First I have to say that I do not have the answer to all of your questions but I can help you with the orientation.
I suggest using principal component analysis on the binary image. A good tutorial on PCA is given by Jon Shlens. In Figure 2 of his tutorial there is an example what it can be used for. In Section 5 of his paper you can see some sort of instruction how to compute the principal components. With singular value decomposition it is much easier as shown in Section 6.1.
To use PCA you have to get measurements for which you want to compute the principal components. In your case each white pixel is a measurement which is represented by the pixel location (x, y)'. You will have N two-dimensional vectors that give your measurements. Thus, your measurement 2xN matrix X is represented by the concatenated vectors.

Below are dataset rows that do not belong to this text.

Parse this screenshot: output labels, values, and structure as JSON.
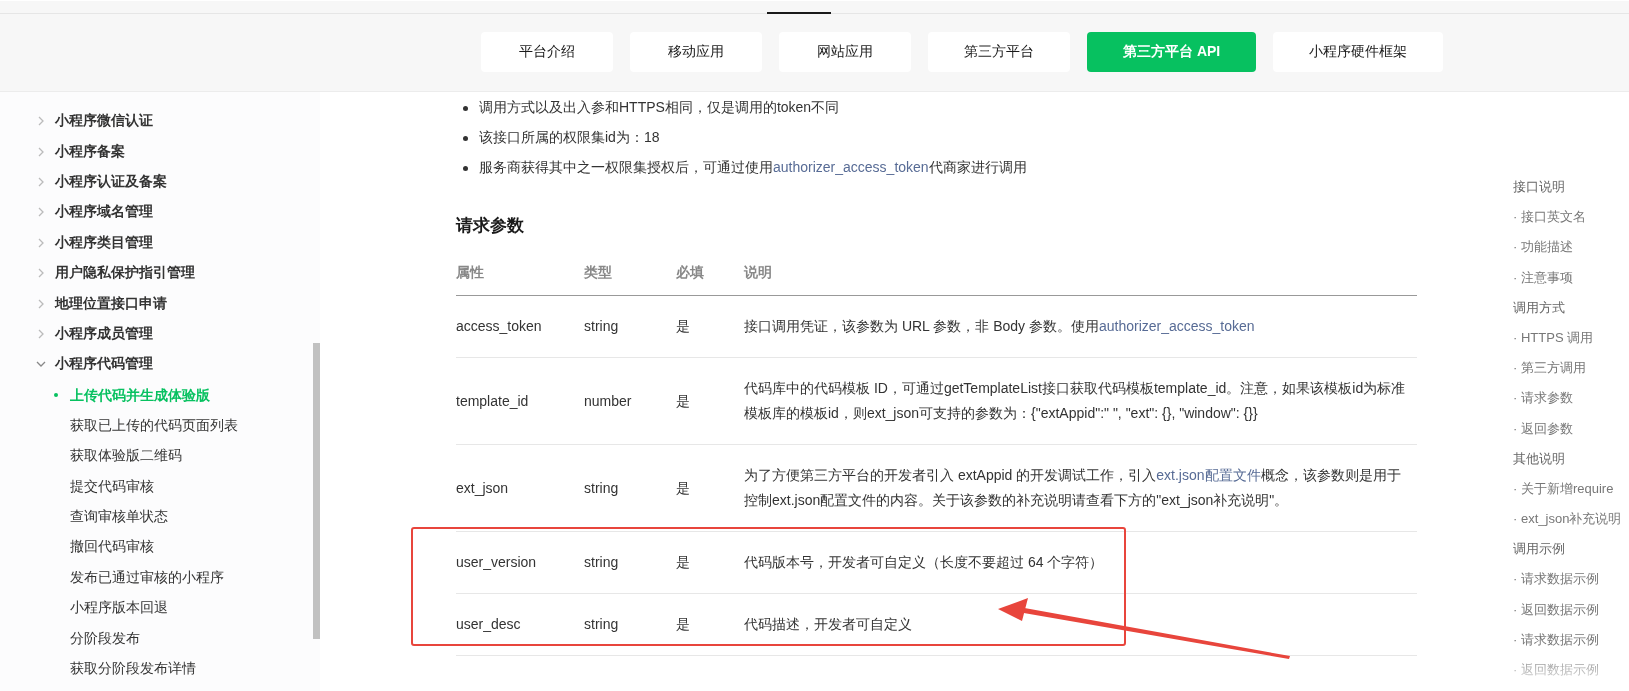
{
  "nav": {
    "tabs": [
      {
        "label": "平台介绍",
        "selected": false
      },
      {
        "label": "移动应用",
        "selected": false
      },
      {
        "label": "网站应用",
        "selected": false
      },
      {
        "label": "第三方平台",
        "selected": false
      },
      {
        "label": "第三方平台 API",
        "selected": true
      },
      {
        "label": "小程序硬件框架",
        "selected": false
      }
    ]
  },
  "sidebar": {
    "groups": [
      {
        "label": "小程序微信认证",
        "expanded": false
      },
      {
        "label": "小程序备案",
        "expanded": false
      },
      {
        "label": "小程序认证及备案",
        "expanded": false
      },
      {
        "label": "小程序域名管理",
        "expanded": false
      },
      {
        "label": "小程序类目管理",
        "expanded": false
      },
      {
        "label": "用户隐私保护指引管理",
        "expanded": false
      },
      {
        "label": "地理位置接口申请",
        "expanded": false
      },
      {
        "label": "小程序成员管理",
        "expanded": false
      },
      {
        "label": "小程序代码管理",
        "expanded": true,
        "children": [
          {
            "label": "上传代码并生成体验版",
            "selected": true
          },
          {
            "label": "获取已上传的代码页面列表",
            "selected": false
          },
          {
            "label": "获取体验版二维码",
            "selected": false
          },
          {
            "label": "提交代码审核",
            "selected": false
          },
          {
            "label": "查询审核单状态",
            "selected": false
          },
          {
            "label": "撤回代码审核",
            "selected": false
          },
          {
            "label": "发布已通过审核的小程序",
            "selected": false
          },
          {
            "label": "小程序版本回退",
            "selected": false
          },
          {
            "label": "分阶段发布",
            "selected": false
          },
          {
            "label": "获取分阶段发布详情",
            "selected": false
          }
        ]
      }
    ]
  },
  "notes": [
    [
      {
        "kind": "text",
        "text": "调用方式以及出入参和HTTPS相同，仅是调用的token不同"
      }
    ],
    [
      {
        "kind": "text",
        "text": "该接口所属的权限集id为：18"
      }
    ],
    [
      {
        "kind": "text",
        "text": "服务商获得其中之一权限集授权后，可通过使用"
      },
      {
        "kind": "link",
        "text": "authorizer_access_token"
      },
      {
        "kind": "text",
        "text": "代商家进行调用"
      }
    ]
  ],
  "section_title": "请求参数",
  "table": {
    "columns": [
      "属性",
      "类型",
      "必填",
      "说明"
    ],
    "rows": [
      {
        "name": "access_token",
        "type": "string",
        "required": "是",
        "description": [
          {
            "kind": "text",
            "text": "接口调用凭证，该参数为 URL 参数，非 Body 参数。使用"
          },
          {
            "kind": "link",
            "text": "authorizer_access_token"
          }
        ]
      },
      {
        "name": "template_id",
        "type": "number",
        "required": "是",
        "description": [
          {
            "kind": "text",
            "text": "代码库中的代码模板 ID，可通过getTemplateList接口获取代码模板template_id。注意，如果该模板id为标准模板库的模板id，则ext_json可支持的参数为：{\"extAppid\":\" \", \"ext\": {}, \"window\": {}}"
          }
        ]
      },
      {
        "name": "ext_json",
        "type": "string",
        "required": "是",
        "description": [
          {
            "kind": "text",
            "text": "为了方便第三方平台的开发者引入 extAppid 的开发调试工作，引入"
          },
          {
            "kind": "link",
            "text": "ext.json配置文件"
          },
          {
            "kind": "text",
            "text": "概念，该参数则是用于控制ext.json配置文件的内容。关于该参数的补充说明请查看下方的\"ext_json补充说明\"。"
          }
        ]
      },
      {
        "name": "user_version",
        "type": "string",
        "required": "是",
        "description": [
          {
            "kind": "text",
            "text": "代码版本号，开发者可自定义（长度不要超过 64 个字符）"
          }
        ]
      },
      {
        "name": "user_desc",
        "type": "string",
        "required": "是",
        "description": [
          {
            "kind": "text",
            "text": "代码描述，开发者可自定义"
          }
        ]
      }
    ]
  },
  "toc": [
    {
      "label": "接口说明",
      "kind": "section"
    },
    {
      "label": "· 接口英文名",
      "kind": "item"
    },
    {
      "label": "· 功能描述",
      "kind": "item"
    },
    {
      "label": "· 注意事项",
      "kind": "item"
    },
    {
      "label": "调用方式",
      "kind": "section"
    },
    {
      "label": "· HTTPS 调用",
      "kind": "item"
    },
    {
      "label": "· 第三方调用",
      "kind": "item"
    },
    {
      "label": "· 请求参数",
      "kind": "item"
    },
    {
      "label": "· 返回参数",
      "kind": "item"
    },
    {
      "label": "其他说明",
      "kind": "section"
    },
    {
      "label": "· 关于新增require",
      "kind": "item"
    },
    {
      "label": "· ext_json补充说明",
      "kind": "item"
    },
    {
      "label": "调用示例",
      "kind": "section"
    },
    {
      "label": "· 请求数据示例",
      "kind": "item"
    },
    {
      "label": "· 返回数据示例",
      "kind": "item"
    },
    {
      "label": "· 请求数据示例",
      "kind": "item"
    },
    {
      "label": "· 返回数据示例",
      "kind": "item"
    }
  ]
}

When you have built this matrix proceed as given in Section 6.1. The singular values are representing the "strength" of the different components. Thus, the largest singular value represents the long axis of your ellipse. The second largest singular value (and it should only be two at all) is represents the other (perpendicular) axis.
Remember, if the ellipse is a circle your singular values should be equal but with your discrete image representation you will not get a perfect circle.